Adding the outdoors into your indoor living space isn’t just aesthetically pleasing—it’s also hugely beneficial to your health and well-being.
The science on why and how houseplants benefit human health is fascinating. I’ll give you some highlights, then recommend some good plants for beginners, and also give you some tips on how to make it affordable to go green.
What the science says about houseplants: the cheat sheet
Houseplants improve indoor air quality
Potting plants has been shown to reduce stress in young people
Houseplants help hospitalized patients recover more quickly
Houseplants increase creativity and productivity at the office
Houseplants lower older people’s blood pressure
Houseplants improve air quality
This is huge.
Many people don’t realize that things like new furniture, office equipment, and conventional perfumes release volatile organic compounds into the air we breathe.

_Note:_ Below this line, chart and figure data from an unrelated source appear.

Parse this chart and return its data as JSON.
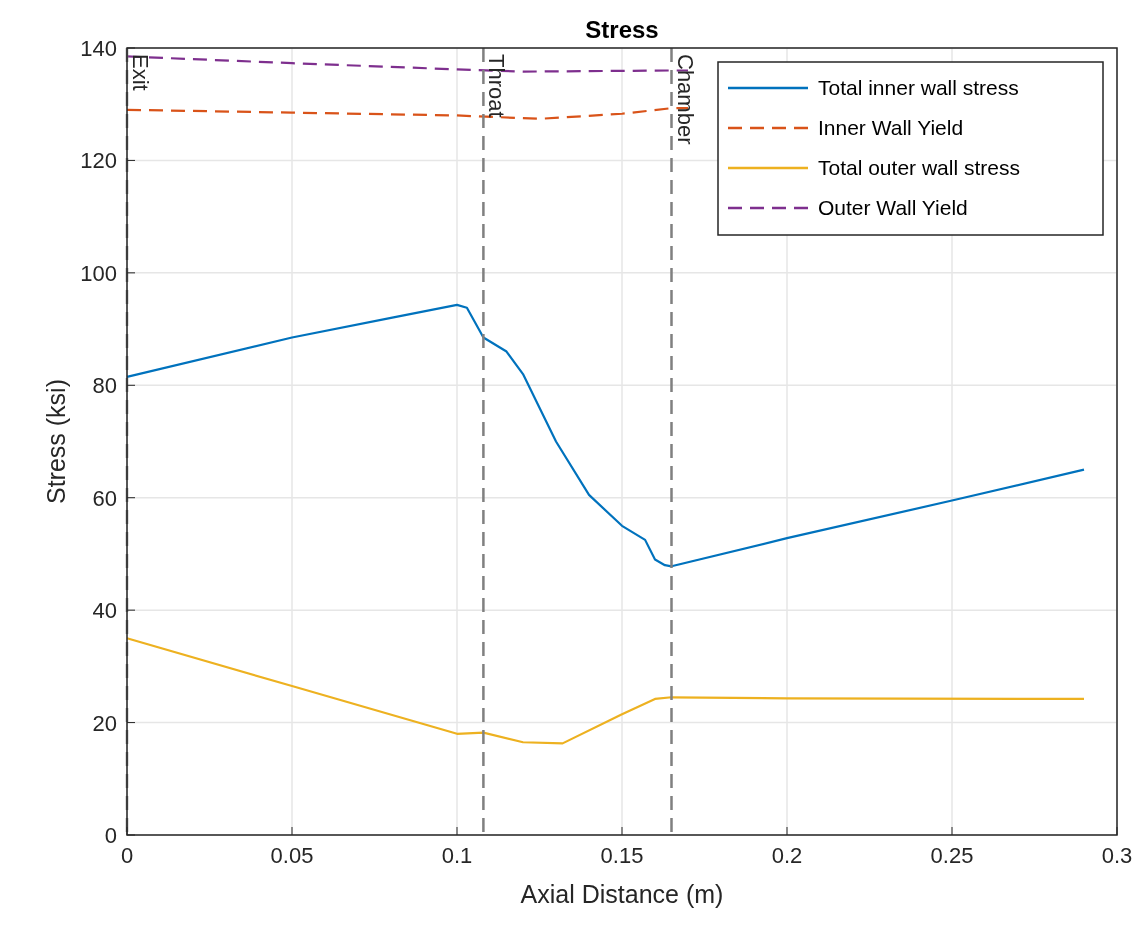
{
  "chart_data": {
    "type": "line",
    "title": "Stress",
    "xlabel": "Axial Distance (m)",
    "ylabel": "Stress (ksi)",
    "xlim": [
      0,
      0.3
    ],
    "xticks": [
      0,
      0.05,
      0.1,
      0.15,
      0.2,
      0.25,
      0.3
    ],
    "ylim": [
      0,
      140
    ],
    "yticks": [
      0,
      20,
      40,
      60,
      80,
      100,
      120,
      140
    ],
    "grid": true,
    "legend": "top right",
    "series": [
      {
        "name": "Total inner wall stress",
        "color": "#0072bd",
        "line_style": "solid",
        "x": [
          0,
          0.05,
          0.08,
          0.1,
          0.103,
          0.108,
          0.115,
          0.12,
          0.13,
          0.14,
          0.15,
          0.157,
          0.16,
          0.163,
          0.165,
          0.2,
          0.25,
          0.29
        ],
        "values": [
          81.5,
          88.5,
          92,
          94.3,
          93.8,
          88.5,
          86,
          82,
          70,
          60.5,
          55,
          52.5,
          49,
          48,
          47.8,
          52.8,
          59.5,
          65
        ]
      },
      {
        "name": "Inner Wall Yield",
        "color": "#d95319",
        "line_style": "dashed",
        "x": [
          0,
          0.05,
          0.1,
          0.125,
          0.15,
          0.165,
          0.17
        ],
        "values": [
          129,
          128.5,
          128,
          127.4,
          128.3,
          129.3,
          129.3
        ]
      },
      {
        "name": "Total outer wall stress",
        "color": "#edb120",
        "line_style": "solid",
        "x": [
          0,
          0.05,
          0.1,
          0.108,
          0.12,
          0.132,
          0.15,
          0.16,
          0.165,
          0.2,
          0.29
        ],
        "values": [
          35,
          26.5,
          18,
          18.2,
          16.5,
          16.3,
          21.5,
          24.2,
          24.5,
          24.3,
          24.2
        ]
      },
      {
        "name": "Outer Wall Yield",
        "color": "#7e2f8e",
        "line_style": "dashed",
        "x": [
          0,
          0.05,
          0.1,
          0.12,
          0.165,
          0.17
        ],
        "values": [
          138.5,
          137.3,
          136.2,
          135.8,
          136,
          136
        ]
      }
    ],
    "ref_lines": [
      {
        "axis": "x",
        "value": 0,
        "label": "Exit",
        "color": "#808080",
        "line_style": "dashed"
      },
      {
        "axis": "x",
        "value": 0.108,
        "label": "Throat",
        "color": "#808080",
        "line_style": "dashed"
      },
      {
        "axis": "x",
        "value": 0.165,
        "label": "Chamber",
        "color": "#808080",
        "line_style": "dashed"
      }
    ]
  }
}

Toxic VOCs can impede our breathing, cause asthma, and damage our lungs. Even worse, of course, are the noxious odorless gasses, like radon, that are linked to lung cancer and other health issues.
Plants “breathe” in our carbon dioxide and “breathe” out oxygen. So it makes sense that the more houseplants you have, the more noxious chemicals will potentially be sequestered. These chemicals do no harm to the plants.
A 1989 report by scientists from NASA, “Interior Landscape Plants for Indoor Air Pollution Abatement,” which you can read on-line in PDF form, found that houseplants increase the quality of indoor air, reduce the phenomenon known as “sick building syndrome,” and can even help remove concentrations of indoor air pollutants like cigarette smoke, solvents, and radon.
The 22-page NASA report includes the results of how well different varieties of plants removed chemicals like formaldehyde, benzene, and trichloroethylene during a 24-hour exposure period.
Some of the easiest plants to grow indoors—ones that thrive off low light and relative neglect—proved the most effective at sequestering harmful chemicals.
Houseplants reduce stress in young people
In a fascinating set of experiments published in 2015 in the peer-reviewed Journal of Physical Anthropology, a team of Japanese and Korean scientists devised a clever experiment to compare how the human nervous system responds to computer-related activities versus plant-related activities.